俺は最初から望むものは手にしていたのだ。

自分の手で自分を陥れたのだから、あまりにも滑稽で笑えてくる。

両手で握りしめた手紙を俯いた自分の額に押し当てた。


いつか政略結婚せねばならない事はわかっていた。
貴族とはそういうものだと。
相手は誰でも一緒だと思っていた。

そうだ次期侯爵の言う通りだ。

数ある貴族の令嬢の1人。
そんな風にしか思った事がなかった。

近年陞爵した勢いのあるハーフナー伯爵家。
モリス侯爵領と隣接したこの家の令嬢と婚約を結ぶ事は意味のある事だ。

しかしハーフナー伯爵家の令嬢が俺に一目惚れしたと聞かされ、嫌悪感が湧いた。
ああまたかと。
話した事もないのに外見や爵位だけで、秋波を送りながら擦り寄ってくる令嬢達。
俺は辟易していた。

婚約者の姿絵を渡されても横目で見ただけだった。
辺境の中等部に途中から通わなくなったと聞いても、気にもしなかった。
交流の為とわざわざ王都に出てきて、侯爵家のお金で王都の学園に通うハーフナー伯爵令嬢にいやらしさを感じていた。

今更自分の傲慢さに気付かされる。

擦り寄ってくる令嬢達なんて煩わしいと塩対応を決め込んだ。
自分の婚約者でさえも変わる事はなかった。
俺の態度を彼女達がどう思うかなんて考えた事もなかった。

リーネ……

一度辺境の学園で心折れていたリーネが王都の学園に通うなど、どれだけ勇気がいっただろうか。
俺との交流の為に勇気を出してくれていたに違いない。
何故そんな彼女の心に寄り添わなかったんだ。

自分を殴りたくなった。

『物言わぬかわりによく物を見ているのだよ。

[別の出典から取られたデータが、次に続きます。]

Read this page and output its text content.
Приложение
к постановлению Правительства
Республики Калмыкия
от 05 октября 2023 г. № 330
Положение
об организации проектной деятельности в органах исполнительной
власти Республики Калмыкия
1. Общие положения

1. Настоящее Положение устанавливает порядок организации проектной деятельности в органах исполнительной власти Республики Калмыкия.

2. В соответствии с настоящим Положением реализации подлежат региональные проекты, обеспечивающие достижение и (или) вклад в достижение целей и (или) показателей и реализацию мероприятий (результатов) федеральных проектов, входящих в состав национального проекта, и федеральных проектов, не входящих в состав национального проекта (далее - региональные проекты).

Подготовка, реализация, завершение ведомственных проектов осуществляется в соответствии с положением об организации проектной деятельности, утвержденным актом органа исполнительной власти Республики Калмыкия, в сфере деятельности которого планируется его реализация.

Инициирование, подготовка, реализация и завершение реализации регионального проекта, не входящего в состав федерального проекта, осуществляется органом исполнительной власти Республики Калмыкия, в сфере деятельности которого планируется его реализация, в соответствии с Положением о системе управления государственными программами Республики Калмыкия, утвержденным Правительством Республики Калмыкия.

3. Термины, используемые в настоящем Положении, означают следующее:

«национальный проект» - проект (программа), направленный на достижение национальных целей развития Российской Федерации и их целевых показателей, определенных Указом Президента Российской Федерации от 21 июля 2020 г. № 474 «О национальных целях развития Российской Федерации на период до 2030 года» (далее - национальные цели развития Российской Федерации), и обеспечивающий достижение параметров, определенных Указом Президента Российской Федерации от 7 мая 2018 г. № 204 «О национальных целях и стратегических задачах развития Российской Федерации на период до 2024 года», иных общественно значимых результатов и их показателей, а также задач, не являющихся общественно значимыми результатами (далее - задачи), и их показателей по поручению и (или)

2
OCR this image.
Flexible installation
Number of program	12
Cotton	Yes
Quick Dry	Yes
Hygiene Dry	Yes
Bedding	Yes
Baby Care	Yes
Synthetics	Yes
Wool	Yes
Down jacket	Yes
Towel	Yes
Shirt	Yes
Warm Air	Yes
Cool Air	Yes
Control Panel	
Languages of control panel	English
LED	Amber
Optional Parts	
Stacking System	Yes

』

いつだったかニコラスが言った言葉だ。
この言葉を嬉しく思っていた。

しかし、どこがだ。

婚約者の顔すらまともに見ていなかった俺が?

一度でもブロンドの彼女と目を合わせて話していれば、リーネの透き通るような琥珀の瞳を俺が見間違うわけがなかったのだ。

暗闇に落ちるように目の前が真っ暗になるのを感じながら俺はただ俯き笑っていた。